Although my alarm goes off at 7am, I am startled awake at 7:30am by a banging on my hotel room door. All of this might have been avoided had I heard my name being called down the halls of the Polar Inn the night before around 9pm. However, expecting to see the Northern Lights from 1 to 4am, I was fast asleep at 9pm.
Not knowing exactly which room I was staying in, Sheila and her husband, Great Bear employees both of whom I had met earlier in the day had come by the Polar Inn looking for me.
They had walked the halls of the Polar Inn whispering my name because the Northern Lights had shown up earlier than expected last night.
By the time I went out on my own around 2am, the final curtain call was being made on the Northern skies. The lights were fading, the show was practically over. I am told I missed a brilliant performance.
We cross a lightly snow covered landscape as we are headed to the launching spot for our tundra buggy tour.
This is only the second tour day of the season for Great White Bear and in some ways it turns out to be fortunate for us.
We are on the maiden voyage of the newest buggy that just arrived here by train on Saturday. Since there is only about seven of us on a buggy designed to holds thirty six, it is going to be like having a private tour.

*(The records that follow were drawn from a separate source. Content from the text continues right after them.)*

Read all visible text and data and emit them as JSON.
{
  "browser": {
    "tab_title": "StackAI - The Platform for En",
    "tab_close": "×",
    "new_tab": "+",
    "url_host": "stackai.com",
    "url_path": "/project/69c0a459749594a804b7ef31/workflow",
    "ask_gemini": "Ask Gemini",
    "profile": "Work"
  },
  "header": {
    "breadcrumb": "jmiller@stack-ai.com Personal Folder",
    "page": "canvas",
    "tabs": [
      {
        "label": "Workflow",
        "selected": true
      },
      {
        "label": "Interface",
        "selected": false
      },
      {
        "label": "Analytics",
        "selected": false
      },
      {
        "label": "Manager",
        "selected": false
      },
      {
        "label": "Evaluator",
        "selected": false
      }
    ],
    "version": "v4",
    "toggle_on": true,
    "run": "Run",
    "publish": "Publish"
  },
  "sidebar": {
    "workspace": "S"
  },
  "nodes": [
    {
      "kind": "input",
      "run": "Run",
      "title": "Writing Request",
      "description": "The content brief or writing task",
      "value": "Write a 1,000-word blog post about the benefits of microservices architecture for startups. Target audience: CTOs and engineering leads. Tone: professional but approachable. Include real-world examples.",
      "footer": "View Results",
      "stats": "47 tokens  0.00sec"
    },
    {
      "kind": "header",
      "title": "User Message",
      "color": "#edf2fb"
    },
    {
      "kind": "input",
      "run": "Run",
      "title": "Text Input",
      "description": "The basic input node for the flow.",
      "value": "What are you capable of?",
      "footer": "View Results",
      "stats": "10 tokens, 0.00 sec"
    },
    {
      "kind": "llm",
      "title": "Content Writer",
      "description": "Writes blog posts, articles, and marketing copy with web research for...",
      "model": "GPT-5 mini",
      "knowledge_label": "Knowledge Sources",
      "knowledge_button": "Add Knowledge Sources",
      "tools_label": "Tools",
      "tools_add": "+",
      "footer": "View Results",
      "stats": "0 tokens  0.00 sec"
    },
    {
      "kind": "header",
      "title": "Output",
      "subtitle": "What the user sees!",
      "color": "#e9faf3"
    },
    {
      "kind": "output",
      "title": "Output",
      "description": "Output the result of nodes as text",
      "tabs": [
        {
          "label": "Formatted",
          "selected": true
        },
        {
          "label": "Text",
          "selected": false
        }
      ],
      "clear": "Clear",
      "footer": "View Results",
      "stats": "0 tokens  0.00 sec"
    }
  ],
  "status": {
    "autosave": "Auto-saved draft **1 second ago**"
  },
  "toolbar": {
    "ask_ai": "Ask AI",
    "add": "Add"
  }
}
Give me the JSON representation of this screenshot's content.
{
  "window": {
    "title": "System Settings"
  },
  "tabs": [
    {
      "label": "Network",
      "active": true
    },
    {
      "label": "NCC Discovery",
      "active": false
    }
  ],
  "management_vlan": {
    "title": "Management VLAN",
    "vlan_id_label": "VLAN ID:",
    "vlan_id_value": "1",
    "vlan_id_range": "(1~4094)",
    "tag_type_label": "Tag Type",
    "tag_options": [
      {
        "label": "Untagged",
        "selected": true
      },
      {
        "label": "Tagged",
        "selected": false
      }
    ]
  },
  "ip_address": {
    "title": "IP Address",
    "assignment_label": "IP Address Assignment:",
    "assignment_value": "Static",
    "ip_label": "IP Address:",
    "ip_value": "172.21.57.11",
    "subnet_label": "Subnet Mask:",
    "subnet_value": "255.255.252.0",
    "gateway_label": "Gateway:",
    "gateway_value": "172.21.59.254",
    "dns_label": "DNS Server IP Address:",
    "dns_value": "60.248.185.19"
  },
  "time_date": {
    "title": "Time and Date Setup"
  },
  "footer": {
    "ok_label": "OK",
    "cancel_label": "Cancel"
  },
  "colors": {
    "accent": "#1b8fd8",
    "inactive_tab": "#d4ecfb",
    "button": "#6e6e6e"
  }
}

Typically, Great White only runs about 18-19 passengers per tour to allow less crowded viewing. This buggy has two by two airline type seating, a huge slanted windshield and a rear open air platform available once the vehicle is stopped.
We are told in a few weeks this area will be covered deep with snow.
The small lakes which now have thin sheets of ice will begin to become frozen over.
As the sun breaks through the morning clouds its rays provide nice reflections on the shallow lakes. It is not long before we spot our first wildlife, a lonely caribou.
Then someone in our group, not the driver, raises our excitement as she is confident she has just spotted two bears in the distance.
It has no problem navigating across the shallow and very clear waters.
At a stop, we watch in awe as two male polar bears spar with each other. We are told this is more of a playful exercise as there is no real aggressive behavior.
However, both of their paths passes close enough to us to give us a better view of these impressive animals.
Although these ones are a bit dirty from playing around in mud, their true color is more yellow than Coca-Cola or Madison Ave would have you believe. Also, I am sure their preferred beverage is a Standard Larger.
Even with temperatures in the mid thirties this weather is still considered warm for polar bears who are accustomed to temperatures in the minus thirty degree range. As we continue our tour we leave one of the sparing bears trying to cool down. He is camouflaged against a rock and bush plants.
Our lunch stop comes as we find another bear reflecting by a rock which often makes it difficult to spot them from a distance.
Bill, our buggy driver and tour guide now becomes our host with the most as he dishes up bowls of vegetable beef stew accompanied by dinner rolls. Tasty and light enough to not be too filling.
Running almost besides us is an Arctic fox with a fresh kill that it is going to have for lunch.
Extremely light on its feet as it trots along, we are told that these foxes are so light that they can be picked up and carried by the Arctic wind.
Next, our drive takes us by Gordon's Point one of the bear sanctuaries off limits to any type of tours. It is here and a few other places that are set aside to allow the bears to rest without being disturbed.
Soon we are at another point that marks the end of the road for our tour just beyond where we have been before.
He raises his head to acknowledge our presence then goes back to sleep.
In the coming weeks will be the peak of the season, end of October, for seeing the bears in Churchill migrate to the frozen ice in Hudson Bay. Once out on the ice they will remain there hunting seals and an occasional whale until probably sometime in June.
Today, although we saw only four bears compared to 20-25 later in the season, we did see something that is uncommon to witness on tours like this, bears sparing. That alone made the trip worthwhile.
Our tour comes to an end around 4pm and we are driven back into town by shuttle bus, the same way we came out to the buggy launching site. This time an interesting building is pointed out to us. It is the Polar Bear Jail which is believed to already have a few inmates.
Incarceration normally amounts to at least 30 days in solitary confinement sometimes more for the really dysfunctional ones. And no, conjugal visits are not allowed.